Yes, the 4-day work week would be a big change. Like all huge changes, it has advantages and disadvantages. While some of them might be obvious, others are hidden below the surface.
Aside from improving productivity as we discussed earlier, the 4-day work week offers a host of benefits. Employees can experience increased job satisfaction, improved work-life balance, heightened company loyalty, and decreased stress.
The 4-day work week also promotes gender equality in the workplace in that it makes space for working mothers to focus on childcare. Jobs that value staying late and working the occasional weekend tend to be harder on working moms. A shorter work week gives them more time to spend with their kids and contribute to society in that way.
Another important advantage of the 4-day work week is that it reduces our carbon footprint. If the entire office is closed on Fridays, no AC or electricity is needed. There is no reason to use excessive gas for a lengthy commute. Furthermore, people tend to spend their free time doing less carbon-intensive activities such as biking and walking, playing with their kids in the backyard, and visiting neighborhood friends.
Switching to a 4-day work week is sure to be met with pushback, especially since it requires such a radical societal transformation. While it has been confirmed that productivity won’t suffer from this change, there are other disadvantages that are important to keep in mind.
The main complaint surrounding a 4-day work week is lack of access to government services and other important services. With offices closed on Fridays, people have less time to run errands and get the help they need. One solution for certain businesses might be to give half the office Mondays off while the other half has Fridays off. In the future, AI might become adept enough at customer service to run the show when offices are closed.

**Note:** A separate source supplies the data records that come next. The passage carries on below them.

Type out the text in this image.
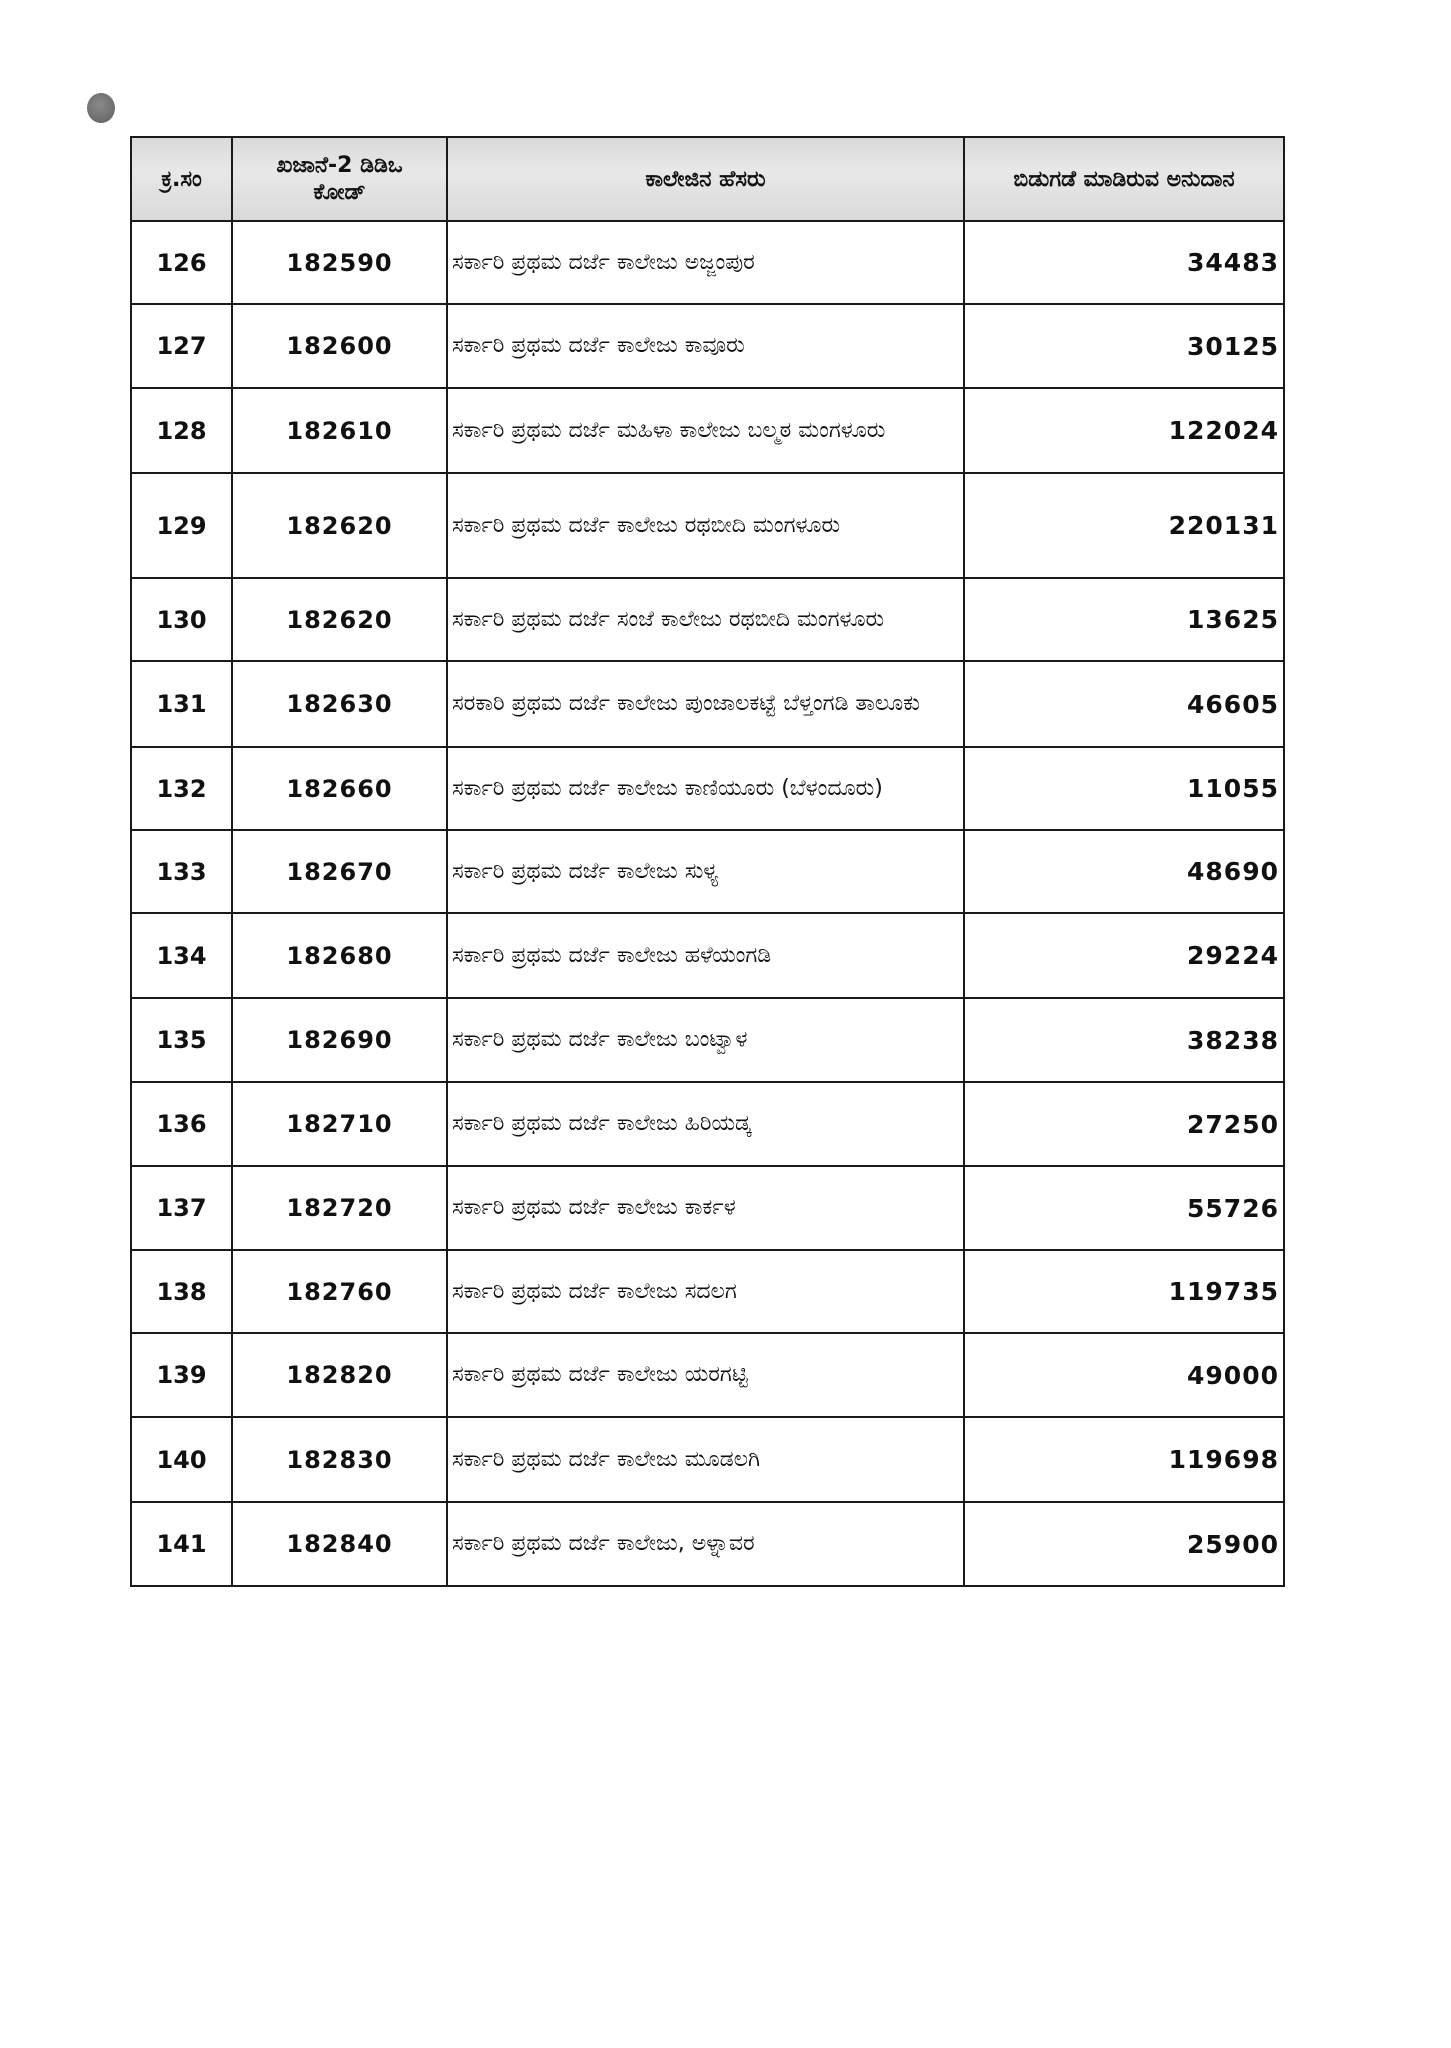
ಕ್ರ.ಸಂ	ಖಜಾನೆ-2 ಡಿಡಿಒ ಕೋಡ್	ಕಾಲೇಜಿನ ಹೆಸರು	ಬಿಡುಗಡೆ ಮಾಡಿರುವ ಅನುದಾನ
126	182590	ಸರ್ಕಾರಿ ಪ್ರಥಮ ದರ್ಜೆ ಕಾಲೇಜು ಅಜ್ಜಂಪುರ	34483
127	182600	ಸರ್ಕಾರಿ ಪ್ರಥಮ ದರ್ಜೆ ಕಾಲೇಜು ಕಾವೂರು	30125
128	182610	ಸರ್ಕಾರಿ ಪ್ರಥಮ ದರ್ಜೆ ಮಹಿಳಾ ಕಾಲೇಜು ಬಲ್ಮಠ ಮಂಗಳೂರು	122024
129	182620	ಸರ್ಕಾರಿ ಪ್ರಥಮ ದರ್ಜೆ ಕಾಲೇಜು ರಥಬೀದಿ ಮಂಗಳೂರು	220131
130	182620	ಸರ್ಕಾರಿ ಪ್ರಥಮ ದರ್ಜೆ ಸಂಜೆ ಕಾಲೇಜು ರಥಬೀದಿ ಮಂಗಳೂರು	13625
131	182630	ಸರಕಾರಿ ಪ್ರಥಮ ದರ್ಜೆ ಕಾಲೇಜು ಪುಂಜಾಲಕಟ್ಟೆ ಬೆಳ್ತಂಗಡಿ ತಾಲೂಕು	46605
132	182660	ಸರ್ಕಾರಿ ಪ್ರಥಮ ದರ್ಜೆ ಕಾಲೇಜು ಕಾಣಿಯೂರು (ಬೆಳಂದೂರು)	11055
133	182670	ಸರ್ಕಾರಿ ಪ್ರಥಮ ದರ್ಜೆ ಕಾಲೇಜು ಸುಳ್ಯ	48690
134	182680	ಸರ್ಕಾರಿ ಪ್ರಥಮ ದರ್ಜೆ ಕಾಲೇಜು ಹಳೆಯಂಗಡಿ	29224
135	182690	ಸರ್ಕಾರಿ ಪ್ರಥಮ ದರ್ಜೆ ಕಾಲೇಜು ಬಂಟ್ವಾಳ	38238
136	182710	ಸರ್ಕಾರಿ ಪ್ರಥಮ ದರ್ಜೆ ಕಾಲೇಜು ಹಿರಿಯಡ್ಕ	27250
137	182720	ಸರ್ಕಾರಿ ಪ್ರಥಮ ದರ್ಜೆ ಕಾಲೇಜು ಕಾರ್ಕಳ	55726
138	182760	ಸರ್ಕಾರಿ ಪ್ರಥಮ ದರ್ಜೆ ಕಾಲೇಜು ಸದಲಗ	119735
139	182820	ಸರ್ಕಾರಿ ಪ್ರಥಮ ದರ್ಜೆ ಕಾಲೇಜು ಯರಗಟ್ಟಿ	49000
140	182830	ಸರ್ಕಾರಿ ಪ್ರಥಮ ದರ್ಜೆ ಕಾಲೇಜು ಮೂಡಲಗಿ	119698
141	182840	ಸರ್ಕಾರಿ ಪ್ರಥಮ ದರ್ಜೆ ಕಾಲೇಜು, ಅಳ್ನಾವರ	25900
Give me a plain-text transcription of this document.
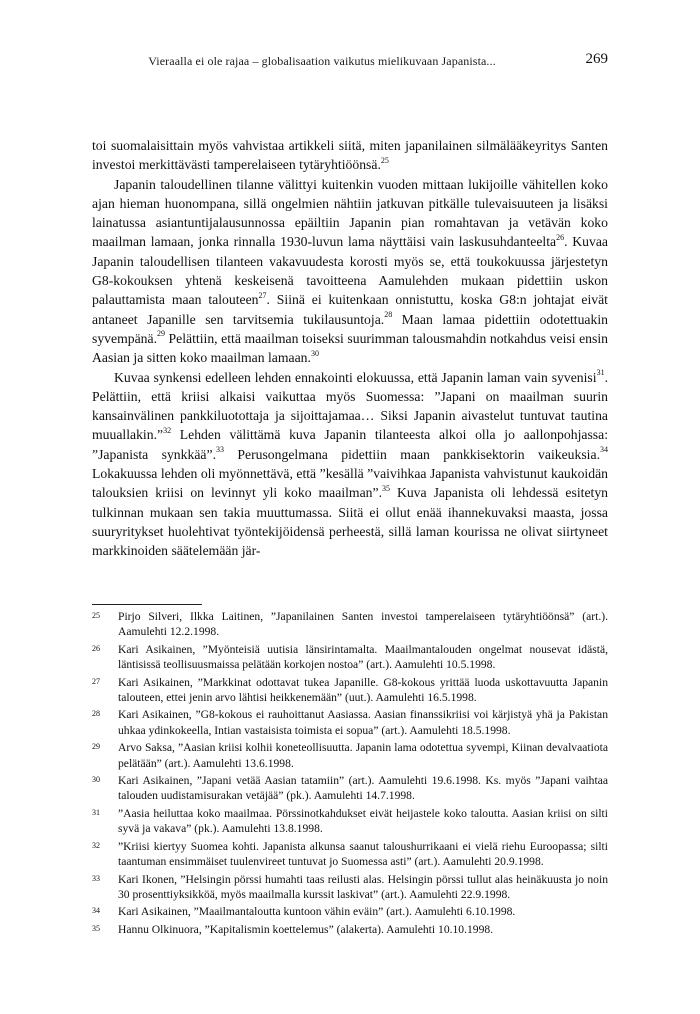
Vieraalla ei ole rajaa – globalisaation vaikutus mielikuvaan Japanista...	269

toi suomalaisittain myös vahvistaa artikkeli siitä, miten japanilainen silmälääkeyritys Santen investoi merkittävästi tamperelaiseen tytäryhtiöönsä.$^{25}$

Japanin taloudellinen tilanne välittyi kuitenkin vuoden mittaan lukijoille vähitellen koko ajan hieman huonompana, sillä ongelmien nähtiin jatkuvan pitkälle tulevaisuuteen ja lisäksi lainatussa asiantuntijalausunnossa epäiltiin Japanin pian romahtavan ja vetävän koko maailman lamaan, jonka rinnalla 1930-luvun lama näyttäisi vain laskusuhdanteelta$^{26}$. Kuvaa Japanin taloudellisen tilanteen vakavuudesta korosti myös se, että toukokuussa järjestetyn G8-kokouksen yhtenä keskeisenä tavoitteena Aamulehden mukaan pidettiin uskon palauttamista maan talouteen$^{27}$. Siinä ei kuitenkaan onnistuttu, koska G8:n johtajat eivät antaneet Japanille sen tarvitsemia tukilausuntoja.$^{28}$ Maan lamaa pidettiin odotettuakin syvempänä.$^{29}$ Pelättiin, että maailman toiseksi suurimman talousmahdin notkahdus veisi ensin Aasian ja sitten koko maailman lamaan.$^{30}$

Kuvaa synkensi edelleen lehden ennakointi elokuussa, että Japanin laman vain syvenisi$^{31}$. Pelättiin, että kriisi alkaisi vaikuttaa myös Suomessa: ”Japani on maailman suurin kansainvälinen pankkiluotottaja ja sijoittajamaa… Siksi Japanin aivastelut tuntuvat tautina muuallakin.”$^{32}$ Lehden välittämä kuva Japanin tilanteesta alkoi olla jo aallonpohjassa: ”Japanista synkkää”.$^{33}$ Perusongelmana pidettiin maan pankkisektorin vaikeuksia.$^{34}$ Lokakuussa lehden oli myönnettävä, että ”kesällä ”vaivihkaa Japanista vahvistunut kaukoidän talouksien kriisi on levinnyt yli koko maailman”.$^{35}$ Kuva Japanista oli lehdessä esitetyn tulkinnan mukaan sen takia muuttumassa. Siitä ei ollut enää ihannekuvaksi maasta, jossa suuryritykset huolehtivat työntekijöidensä perheestä, sillä laman kourissa ne olivat siirtyneet markkinoiden säätelemään jär-

25	Pirjo Silveri, Ilkka Laitinen, ”Japanilainen Santen investoi tamperelaiseen tytäryhtiöönsä” (art.). Aamulehti 12.2.1998.
26	Kari Asikainen, ”Myönteisiä uutisia länsirintamalta. Maailmantalouden ongelmat nousevat idästä, läntisissä teollisuusmaissa pelätään korkojen nostoa” (art.). Aamulehti 10.5.1998.
27	Kari Asikainen, ”Markkinat odottavat tukea Japanille. G8-kokous yrittää luoda uskottavuutta Japanin talouteen, ettei jenin arvo lähtisi heikkenemään” (uut.). Aamulehti 16.5.1998.
28	Kari Asikainen, ”G8-kokous ei rauhoittanut Aasiassa. Aasian finanssikriisi voi kärjistyä yhä ja Pakistan uhkaa ydinkokeella, Intian vastaisista toimista ei sopua” (art.). Aamulehti 18.5.1998.
29	Arvo Saksa, ”Aasian kriisi kolhii koneteollisuutta. Japanin lama odotettua syvempi, Kiinan devalvaatiota pelätään” (art.). Aamulehti 13.6.1998.
30	Kari Asikainen, ”Japani vetää Aasian tatamiin” (art.). Aamulehti 19.6.1998. Ks. myös ”Japani vaihtaa talouden uudistamisurakan vetäjää” (pk.). Aamulehti 14.7.1998.
31	”Aasia heiluttaa koko maailmaa. Pörssinotkahdukset eivät heijastele koko taloutta. Aasian kriisi on silti syvä ja vakava” (pk.). Aamulehti 13.8.1998.
32	”Kriisi kiertyy Suomea kohti. Japanista alkunsa saanut taloushurrikaani ei vielä riehu Euroopassa; silti taantuman ensimmäiset tuulenvireet tuntuvat jo Suomessa asti” (art.). Aamulehti 20.9.1998.
33	Kari Ikonen, ”Helsingin pörssi humahti taas reilusti alas. Helsingin pörssi tullut alas heinäkuusta jo noin 30 prosenttiyksikköä, myös maailmalla kurssit laskivat” (art.). Aamulehti 22.9.1998.
34	Kari Asikainen, ”Maailmantaloutta kuntoon vähin eväin” (art.). Aamulehti 6.10.1998.
35	Hannu Olkinuora, ”Kapitalismin koettelemus” (alakerta). Aamulehti 10.10.1998.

It’s essential that companies don’t try to make their employees squish the same amount of hours into four days. This will cause burnout and lead to decreased productivity. It will also prevent people from having a healthy work-life balance because they get home so late. The 4-day work week should have 35 hours maximum.
Is it time to switch?
Whether you’re an employer thinking about attracting valuable employees, an employee looking for an ideal work situation, or a gig worker figuring out your weekly schedule, you may want to consider implementing a 4-day work week. It could make the difference between satisfaction and burnout in your workplace.
That being said, it’s not going to be easy to make this change. You’ll probably need to redesign your entire company structure to make sure your employees can get all of their work done in a shorter amount of time. This means shorter meetings, fewer distractions, and streamlined communication processes.
Still, your choice to make this switch now will pay off in the long run. The world is moving towards a 4-day work week, and you want to be ahead of the game. Plus, you’ll feel great knowing you’re contributing to building a more balanced and connected society.